Over time, some plant species tend to duplicate their entire genomes, gaining an additional copy of each gene. Due to the instability of this setup, many of these genes are then deleted, and the genome rearranges itself and stabilises, ready to duplicate again. These duplication events are associated with speciation and invasion events, and the theory is that the duplication helps plants to adapt faster to their new environments.
Lupinus, a genus of flowering plant, invaded the Andes in one of the most rapid speciation events ever detected, and what's more, it seems to have more duplicate copies in its genome than the most closely related genus, Baptisia.
And now the mathematical problem:
The genomes of a member of Lupinus and a member of Baptisia have been sequenced, providing raw data about 25,000 genes in each species.
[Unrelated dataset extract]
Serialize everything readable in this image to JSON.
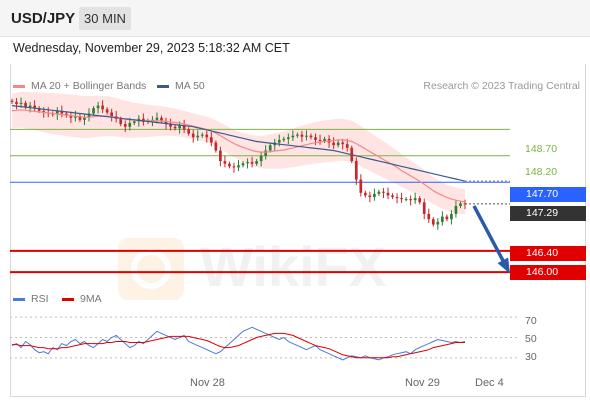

By querying against a database of genes of known function, I now have a "best guess" for what functions that gene might perform - so for example, Gene1298 might be associated with "fructose metabolism, salt stress response, cold stress response". I want to know, if there was a duplication event between Baptisia and Lupinus, whether gene loss took place at random, or whether genes performing particular functions were more likely to be kept or deleted.
I have a script which will output a table like the one shown below. L * is a count of all Lupinus genes associated with the function. L 1+ is a count of lupinus genes associated with the function where at least one duplicate copy exists. I can get it to produce L 2+, L 3+ etc., although L 1+ is a much more reliable group than L 2+ due to the sequencing process.
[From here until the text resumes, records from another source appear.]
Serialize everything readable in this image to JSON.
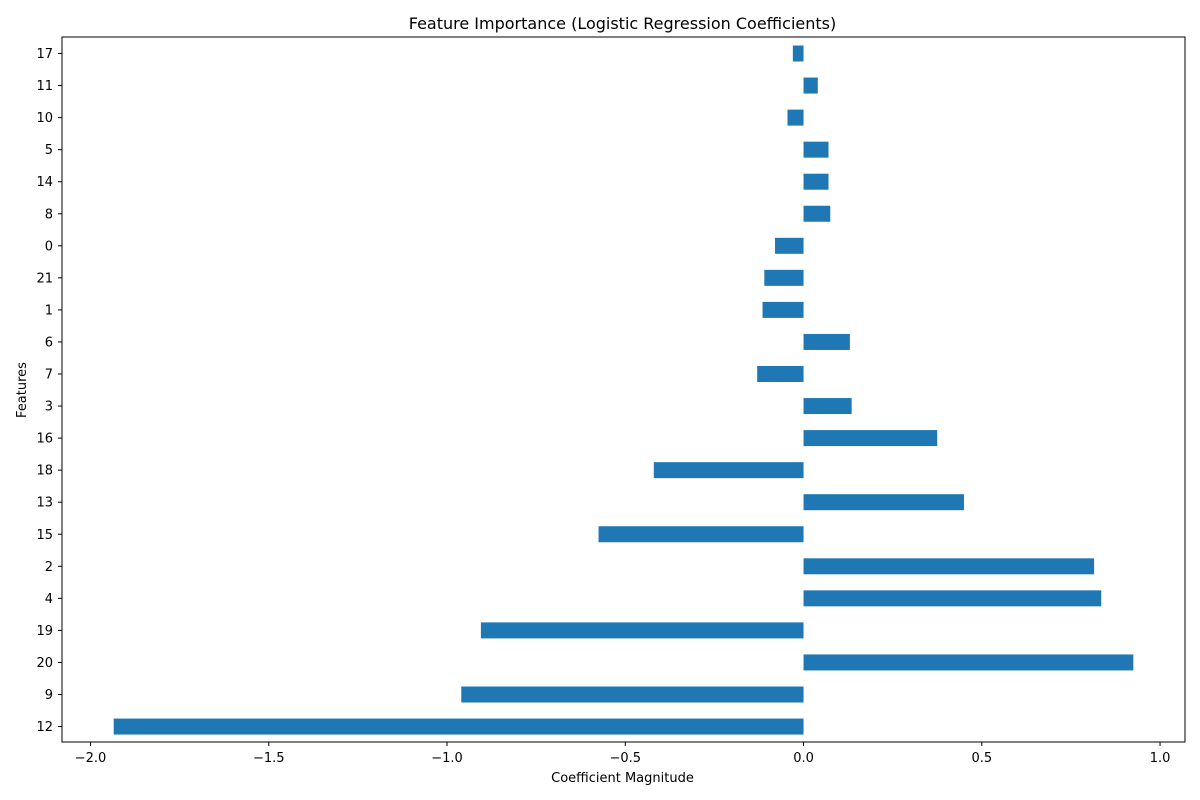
{
  "chart_data": {
    "type": "bar",
    "orientation": "horizontal",
    "title": "Feature Importance (Logistic Regression Coefficients)",
    "xlabel": "Coefficient Magnitude",
    "ylabel": "Features",
    "bar_color": "#1f77b4",
    "xlim": [
      -2.08,
      1.07
    ],
    "xticks": [
      -2.0,
      -1.5,
      -1.0,
      -0.5,
      0.0,
      0.5,
      1.0
    ],
    "xtick_labels": [
      "−2.0",
      "−1.5",
      "−1.0",
      "−0.5",
      "0.0",
      "0.5",
      "1.0"
    ],
    "grid": false,
    "categories": [
      "17",
      "11",
      "10",
      "5",
      "14",
      "8",
      "0",
      "21",
      "1",
      "6",
      "7",
      "3",
      "16",
      "18",
      "13",
      "15",
      "2",
      "4",
      "19",
      "20",
      "9",
      "12"
    ],
    "values": [
      -0.03,
      0.04,
      -0.045,
      0.07,
      0.07,
      0.075,
      -0.08,
      -0.11,
      -0.115,
      0.13,
      -0.13,
      0.135,
      0.375,
      -0.42,
      0.45,
      -0.575,
      0.815,
      0.835,
      -0.905,
      0.925,
      -0.96,
      -1.935
    ]
  }
}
Function | L * | L 1+ | B * | B 1+ | fructose metabolism | 1000 | 994 | 1290 | 876 | salt stress | 56 | 45 | 90 | 54 | etc.
What I would like to do is to test, for each gene function, whether there are more or fewer genes with duplicates than might be expected purely by chance in Lupinus and Baptisia, and whether Lupinus differs from Baptisia in the ratio of observed to expected.
The best thing I have so far
Previous studies on different species have used Enrichment Analysis, with Fisher's Exact Test and FDR correction for multiple sampling, to do a contingency test on each row.
It would be nice to improve on this; I'm not sure this sounds like the best way to do it.
Glen_b has suggested using a GLM to analyse the data; I have played around with GLMs in JMP8, which has been interesting, but I will admit to not really understanding them.
That said, I'm trying to use R instead now.
What am I using this for?
This was originally supposed to be as part of a short research project I'm doing at university, but has now spanned off into an enormous genome annotation project. Why? Because bioinformatics is cool. Being able to take a string of A,T,C and G and use it to infer information about events which happened millions of years ago is amazing.
Needless to say, I am not going to try and submit any kindly provided answer as my own work. I would be happy to include an acknowledgement in the paper if I use a method suggested here in the submitted work.